Un Cœur Moulinex de Simon Grangeat, mise en scène de Claude Viala
Un Cœur Moulinex de Simon Grangeat, mise en scène de Claude Viala
Qui n’a jamais découvert, dans un grenier ou un placard, un vieux moulin-légumes à manivelle, avec sa poignée rouge en bois et ses grilles interchangeables ? «Je veux travailler pour les femmes », décide Jean Mantelet en 1932. Cet obscur bricoleur de Bagnolet, propriétaire d’une usine d’emboutissage, invente l’ustensile qui fera sa fortune… Ainsi commence la saga Moulinex, avec la naissance d’un empire industriel qui s’effondrera soixante-neuf ans plus tard.
Simon Grangeat conte cette aventure à la française, à travers ses protagonistes : le fondateur et sa femme, les ouvrières de l’usine, le dessinateur industriel, et les financiers. L’auteur décrit les mécanismes économiques en jeu et montre, à travers les personnages, les ressorts du capitalisme familial paternaliste, protégé par les barrières douanières, l’ouverture des marchés et une violente concurrence : «Toujours vendre à meilleur prix, déclarait Georges Pompidou en 1967, c’est la seule raison d’être du libéralisme. Nous serons donc en risque permanent.» On connait la suite : délocalisations, mondialisation, avènement d’un capitalisme financier prédateur…
Très documenté, le texte n’a pourtant rien de didactique et Simon Grangeat s’amuse avec cette histoire, en multipliant les points de vue, les adresses au public et les intermèdes ludiques. La metteuse en scène s’empare de ce récit choral avec énergie et invention. Sur le plateau nu, quelques meubles figurent les différents espaces: la salle à manger de Jean Mantelet, son bureau de P.D.G., l’usine où travaillent les ouvrières et où se nouent les conflits sociaux, et bureaux des financiers requins et des politiques. Les six interprètes passent habilement d’un rôle à l’autre, avec des accessoires et costumes dans le style des époques traversées: un chapeau, un livre, un tablier, un costume-trois pièces…
Ici, les intermèdes publicitaires prennent la forme de numéros de cabaret burlesques, avec des clins d’œil au cinéma. Le tout, sur des compositions de Christian Roux -également comédien- au piano et à la guitare. «L’épopée Moulinex, dit-il, c’est aussi la traversée d’un siècle. Je voudrais faire sentir cette traversée par les styles de musique (…) Le ragtime des années 30, le rock en 1950, la pop psychédélique vers 1960, le punk des années 70, le disco et la techno en 80, 90… » Comme le moulin-légumes, au fil du siècle, la musique s’électrifie, puis monte en violence avec les machines électroniques.

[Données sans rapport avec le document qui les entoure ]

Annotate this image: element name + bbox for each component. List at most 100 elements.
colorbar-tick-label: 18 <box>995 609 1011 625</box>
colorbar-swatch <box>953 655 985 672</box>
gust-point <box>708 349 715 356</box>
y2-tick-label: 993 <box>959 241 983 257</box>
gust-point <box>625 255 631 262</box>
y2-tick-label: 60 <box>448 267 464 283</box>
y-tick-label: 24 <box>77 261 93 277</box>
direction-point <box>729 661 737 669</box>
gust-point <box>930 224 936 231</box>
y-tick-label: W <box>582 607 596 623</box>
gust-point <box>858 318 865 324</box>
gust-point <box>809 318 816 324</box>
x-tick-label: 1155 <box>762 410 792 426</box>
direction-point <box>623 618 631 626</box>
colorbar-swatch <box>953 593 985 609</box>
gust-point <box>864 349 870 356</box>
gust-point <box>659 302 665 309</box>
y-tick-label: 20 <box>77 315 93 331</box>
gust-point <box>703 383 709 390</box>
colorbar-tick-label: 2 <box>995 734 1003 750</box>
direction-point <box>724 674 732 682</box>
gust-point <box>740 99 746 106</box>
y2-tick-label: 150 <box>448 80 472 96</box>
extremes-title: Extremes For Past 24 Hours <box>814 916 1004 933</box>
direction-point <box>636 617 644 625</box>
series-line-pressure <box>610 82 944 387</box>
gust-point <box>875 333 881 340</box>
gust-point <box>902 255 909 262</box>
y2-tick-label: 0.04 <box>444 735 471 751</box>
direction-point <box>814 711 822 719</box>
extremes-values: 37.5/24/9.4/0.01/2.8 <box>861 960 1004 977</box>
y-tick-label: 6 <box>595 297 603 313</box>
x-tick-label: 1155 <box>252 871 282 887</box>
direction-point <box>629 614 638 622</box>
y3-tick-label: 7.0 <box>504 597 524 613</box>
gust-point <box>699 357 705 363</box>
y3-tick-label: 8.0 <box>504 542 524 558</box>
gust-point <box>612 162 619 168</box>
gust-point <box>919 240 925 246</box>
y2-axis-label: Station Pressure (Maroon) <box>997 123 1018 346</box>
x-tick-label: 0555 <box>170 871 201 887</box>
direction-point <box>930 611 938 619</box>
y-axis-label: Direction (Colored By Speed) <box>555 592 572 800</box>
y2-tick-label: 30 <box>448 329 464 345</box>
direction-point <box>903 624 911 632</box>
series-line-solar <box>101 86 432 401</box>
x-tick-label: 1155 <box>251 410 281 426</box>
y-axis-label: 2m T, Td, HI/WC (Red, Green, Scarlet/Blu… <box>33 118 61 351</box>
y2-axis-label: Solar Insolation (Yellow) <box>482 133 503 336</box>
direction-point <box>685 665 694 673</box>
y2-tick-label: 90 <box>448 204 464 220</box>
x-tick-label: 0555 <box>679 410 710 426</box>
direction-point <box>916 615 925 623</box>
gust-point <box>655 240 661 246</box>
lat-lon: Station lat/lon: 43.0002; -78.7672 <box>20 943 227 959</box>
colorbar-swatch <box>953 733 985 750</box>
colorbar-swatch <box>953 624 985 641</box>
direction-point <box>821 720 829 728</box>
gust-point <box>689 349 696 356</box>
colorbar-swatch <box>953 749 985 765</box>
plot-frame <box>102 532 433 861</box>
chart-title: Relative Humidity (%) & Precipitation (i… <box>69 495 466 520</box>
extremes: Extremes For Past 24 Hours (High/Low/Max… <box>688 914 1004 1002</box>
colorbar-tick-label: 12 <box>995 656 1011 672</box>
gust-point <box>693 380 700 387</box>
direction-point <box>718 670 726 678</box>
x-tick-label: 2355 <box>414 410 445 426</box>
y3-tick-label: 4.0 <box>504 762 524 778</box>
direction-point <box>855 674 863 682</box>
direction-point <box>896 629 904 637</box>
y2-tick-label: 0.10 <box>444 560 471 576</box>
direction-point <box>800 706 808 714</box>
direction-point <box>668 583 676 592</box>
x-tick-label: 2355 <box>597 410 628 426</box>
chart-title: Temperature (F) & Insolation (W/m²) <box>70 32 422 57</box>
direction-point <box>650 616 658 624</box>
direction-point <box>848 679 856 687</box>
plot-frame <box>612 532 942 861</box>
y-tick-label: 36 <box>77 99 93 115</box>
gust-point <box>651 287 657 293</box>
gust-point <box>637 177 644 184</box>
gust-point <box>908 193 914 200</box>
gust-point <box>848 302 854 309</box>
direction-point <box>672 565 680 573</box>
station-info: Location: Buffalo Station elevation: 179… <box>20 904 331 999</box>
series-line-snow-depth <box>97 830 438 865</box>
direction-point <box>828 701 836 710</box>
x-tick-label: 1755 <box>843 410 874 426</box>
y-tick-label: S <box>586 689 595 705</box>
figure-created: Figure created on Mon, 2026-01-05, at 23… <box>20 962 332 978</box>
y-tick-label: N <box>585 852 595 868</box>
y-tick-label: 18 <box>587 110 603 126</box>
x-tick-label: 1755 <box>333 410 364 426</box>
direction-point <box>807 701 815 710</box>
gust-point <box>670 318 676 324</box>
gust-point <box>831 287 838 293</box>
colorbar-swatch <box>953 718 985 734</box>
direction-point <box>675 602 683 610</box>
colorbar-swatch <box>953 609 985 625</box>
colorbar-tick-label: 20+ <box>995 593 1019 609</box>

Le tempo, vif, va crescendo jusqu’à la chute finale: quand Moulinex dépose le bilan, les usines sont rachetées ou démantelées et le personnel licencié. Les dirigeants successifs, eux, quittent le navire avec des parachutes dorés. Pour conclure, une émouvante exposition Moulinex où chacun peut reconnaître une cafetière, un grille-pain, un aspirateur ou un robot ménager… Des ustensiles familiers qui ont accompagné le quotidien de plusieurs générations et continuent à «libérer la femme », dans l’imaginaire collectif…
Après Les Sept jours du Simon Labrosse, (voir Le Théâtre du Blog), Claude Viala et sa compagnie Aberratio Mentalis qui a aussi un atelier de formation d’acteurs, se saisissent avec humour d’un thème brûlant. Une histoire exemplaire, mais aussi instructive et drôle.
Mireille Davidovici
Spectacle présenté en avant-première, le 19 octobre et qui sera joué du 8 au 26 novembre, au Théâtre de l’Opprimé, 78 rue du Charolais, Paris XlI ème. T. : 01 43 45 81 20.